I understand that your vision of a church is that it be a place where people are cemented by values rather than beliefs, and where people can safely come together to share the news of their spiritual journey no matter where that journey has taken them. I, too, would love for church to be such a place, but I think that your goodness might sometimes make it hard for you to anticipate the failings of others. Without meaning to elevate myself to what I regard, in some ways, as your level of virtue, I think this is also true of myself, because, otherwise, why would I have ever walked in the door at Resurrection?
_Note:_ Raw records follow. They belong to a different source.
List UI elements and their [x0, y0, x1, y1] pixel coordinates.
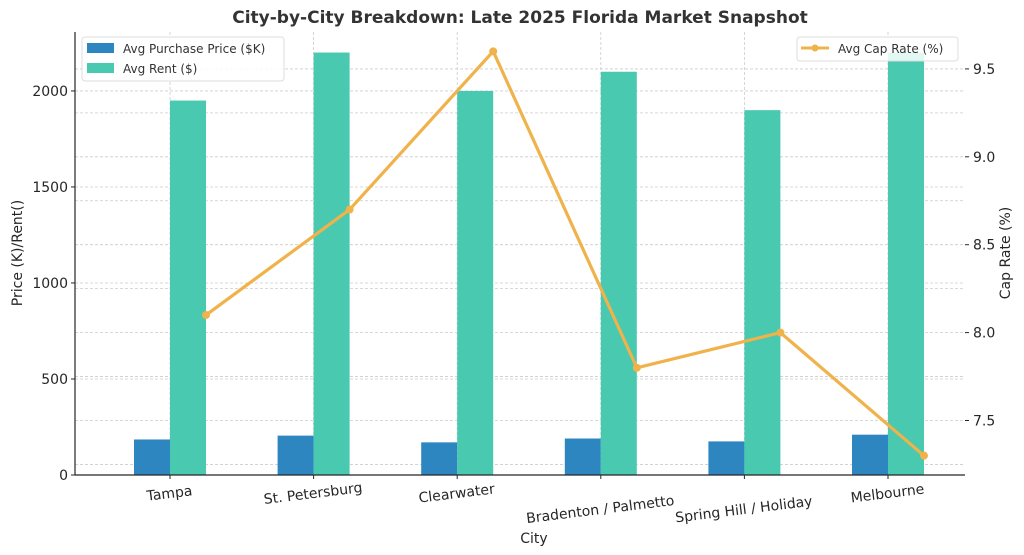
bar-purchase-price	[134, 439, 170, 475]
bar-rent	[600, 71, 637, 475]
x-tick-label: Bradenton / Palmetto	[525, 493, 675, 527]
cap-rate-point	[632, 363, 641, 372]
cap-rate-point	[920, 451, 928, 460]
cap-rate-point	[776, 328, 785, 337]
legend-swatch-purchase-price	[87, 43, 114, 53]
legend-marker-cap-rate	[811, 44, 819, 52]
y-tick-label-right: 8.5	[973, 238, 995, 254]
chart-title: City-by-City Breakdown: Late 2025 Florid…	[232, 8, 808, 28]
grid	[75, 32, 965, 476]
bars	[134, 52, 924, 476]
legend-right-frame	[796, 36, 959, 62]
legend-label-rent: Avg Rent ($)	[123, 62, 197, 76]
x-tick-label: Spring Hill / Holiday	[674, 494, 813, 527]
cap-rate-line	[205, 49, 926, 457]
x-tick-label: Melbourne	[850, 482, 925, 507]
bar-purchase-price	[564, 438, 601, 475]
bar-rent	[888, 52, 924, 475]
legend-left: Avg Purchase Price ($K) Avg Rent ($)	[81, 36, 285, 82]
y-tick-label-left: 1500	[32, 180, 68, 196]
cap-rate-point	[489, 47, 498, 56]
y-tick-label-left: 500	[41, 372, 68, 388]
legend-label-purchase-price: Avg Purchase Price ($K)	[123, 42, 265, 56]
y-tick-label-right: 9.5	[973, 62, 995, 78]
bar-rent	[170, 100, 206, 475]
bar-purchase-price	[277, 435, 314, 475]
cap-rate-line-layer	[202, 47, 928, 460]
y-axis-label-left: Price (K)/Rent()	[10, 200, 26, 306]
x-tick-label: Clearwater	[418, 481, 496, 506]
y-tick-label-right: 7.5	[973, 414, 995, 430]
bar-purchase-price	[852, 434, 888, 475]
bar-rent	[457, 90, 494, 476]
y-tick-label-right: 8.0	[973, 326, 995, 342]
bar-purchase-price	[708, 441, 745, 475]
bar-purchase-price	[421, 442, 458, 475]
cap-rate-point	[202, 311, 210, 320]
y-tick-label-left: 1000	[32, 276, 68, 292]
legend-swatch-rent	[87, 63, 114, 73]
y-tick-label-right: 9.0	[973, 150, 995, 166]
bar-rent	[744, 110, 781, 476]
x-tick-label: St. Petersburg	[263, 480, 363, 508]
bar-rent	[313, 52, 350, 475]
cap-rate-point	[345, 205, 354, 214]
legend-right: Avg Cap Rate (%)	[796, 36, 959, 62]
x-axis-label: City	[520, 531, 547, 547]
y-axis-label-right: Cap Rate (%)	[998, 207, 1014, 299]
y-tick-label-left: 2000	[32, 84, 68, 100]
x-tick-label: Tampa	[145, 483, 194, 505]
y-tick-label-left: 0	[59, 468, 68, 484]
legend-label-cap-rate: Avg Cap Rate (%)	[838, 42, 943, 56]
legend-left-frame	[81, 36, 285, 82]
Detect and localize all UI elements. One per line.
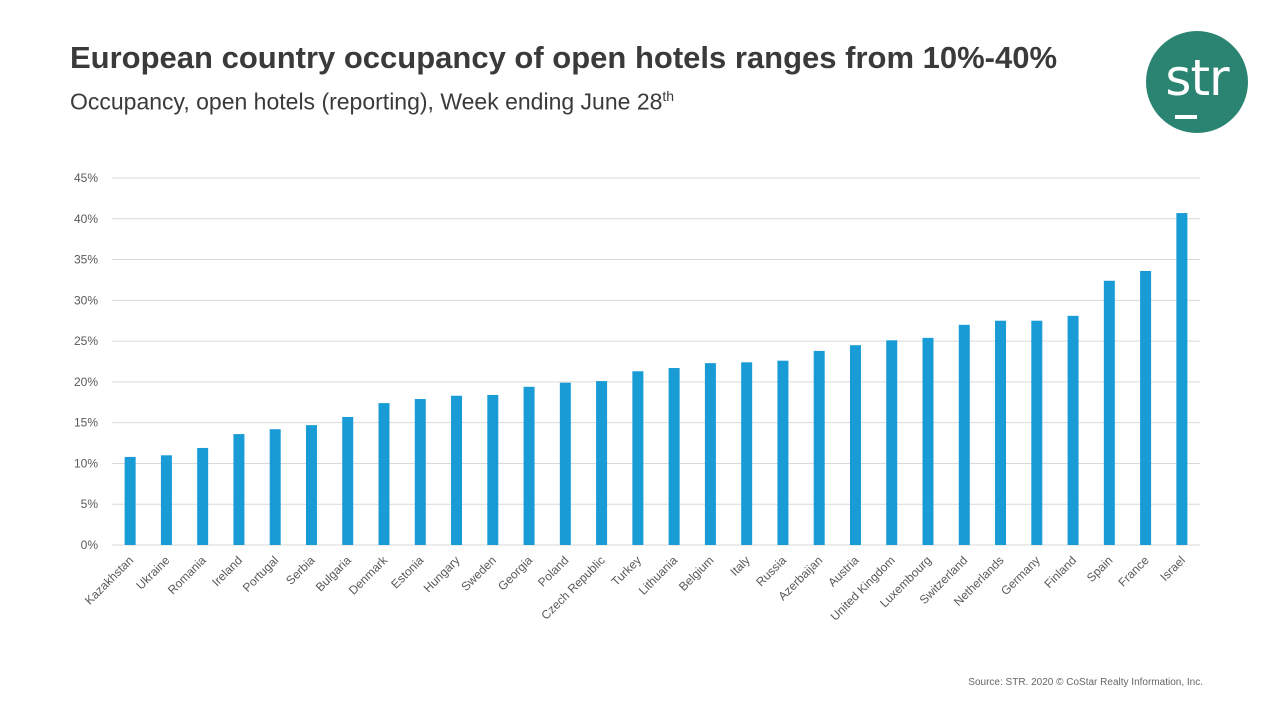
page-title: European country occupancy of open hotel… [70,40,1058,75]
x-tick-label: Israel [1157,553,1188,584]
bar [922,337,934,545]
bar [813,350,825,545]
x-tick-label: Portugal [240,553,282,595]
y-tick-label: 25% [74,334,98,348]
bar [741,362,753,545]
x-tick-label: United Kingdom [828,553,898,623]
bar [233,434,245,545]
x-tick-label: Lithuania [636,553,681,598]
bar [124,456,136,545]
bar [305,425,317,545]
bar [487,394,499,545]
x-tick-label: Serbia [283,553,318,588]
bar [958,324,970,545]
y-tick-label: 30% [74,293,98,307]
y-tick-label: 10% [74,456,98,470]
x-tick-label: Sweden [458,553,499,594]
subtitle-superscript: th [662,88,675,104]
y-tick-label: 5% [81,497,99,511]
bar [995,320,1007,545]
x-tick-label: Georgia [495,553,535,593]
y-tick-label: 0% [81,538,99,552]
x-tick-label: Spain [1084,553,1116,585]
x-tick-label: Czech Republic [538,553,607,622]
x-tick-label: Denmark [346,553,391,598]
bar [777,360,789,545]
bar [1103,280,1115,545]
x-tick-label: Hungary [421,553,463,595]
x-tick-label: Belgium [676,553,717,594]
y-tick-label: 15% [74,416,98,430]
x-tick-label: Romania [165,553,209,597]
bar [668,368,680,545]
subtitle-text: Occupancy, open hotels (reporting), Week… [70,88,663,115]
source-note: Source: STR. 2020 © CoStar Realty Inform… [968,677,1203,688]
bar [704,363,716,545]
bar [160,455,172,545]
bar [342,416,354,545]
bar [1067,315,1079,545]
x-tick-label: Italy [727,553,752,578]
y-tick-label: 40% [74,212,98,226]
bar [523,386,535,545]
x-tick-label: Kazakhstan [82,553,136,607]
bar [632,371,644,545]
bar [269,429,281,545]
x-tick-label: Finland [1041,553,1079,591]
y-tick-label: 45% [74,171,98,185]
bar [886,340,898,545]
x-tick-label: Germany [998,553,1043,598]
logo-underline [1175,115,1197,119]
y-tick-label: 20% [74,375,98,389]
logo-text: str [1165,49,1229,107]
page-subtitle: Occupancy, open hotels (reporting), Week… [70,88,674,116]
bar [378,403,390,545]
bar [1176,213,1188,545]
bar [559,382,571,545]
bar [451,395,463,545]
bar [849,345,861,545]
x-tick-label: Turkey [608,553,644,589]
bar [1031,320,1043,545]
bar [197,447,209,545]
bar [596,381,608,545]
y-tick-label: 35% [74,253,98,267]
bar [1140,270,1152,545]
x-tick-label: France [1115,553,1152,590]
str-logo: str [1146,31,1248,133]
bar [414,399,426,545]
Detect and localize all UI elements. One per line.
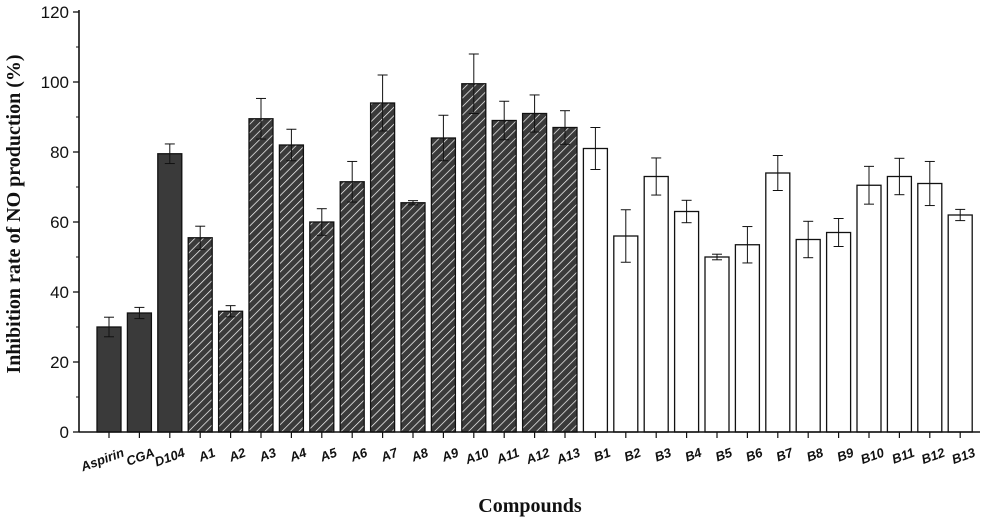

Whatever my faults, if the Christian talk of loving one’s neighbor is to mean anything, I have as much claim to that love as anyone. At the same time, I recognize that tribalism is a strong need within our species, and that church is one of its strongholds. I’ve even noticed that those outsiders whom your own church goes to such pains to help can be counted upon to remain outsiders, thereby allowing the church to see itself as helping its neighbors while at the same time trusting that those neighbors are unlikely to draw uncomfortably close. I don’t mean this as cynically as it must sound, because I know that there are other factors at work here. Yet, would you not say that the people who appear to have turned their backs on me are among those who take their religion the most seriously, and who therefore might have been considered the mostly likely to embrace me? You might ask what I would have liked from them. The answer is acknowledgement followed by normalcy. I wasn’t seeking conversion; I wasn’t seeking to convert; and I wasn’t looking for heartfelt conversations about God or atheism. I instead wanted to be accepted as I am, which is how you have accepted me. If, beyond that, someone had shown an interest in my experiences and views, that would have been wonderful, but I didn’t expect it. Truth be known, I got what I did expect, what experience has taught me to expect.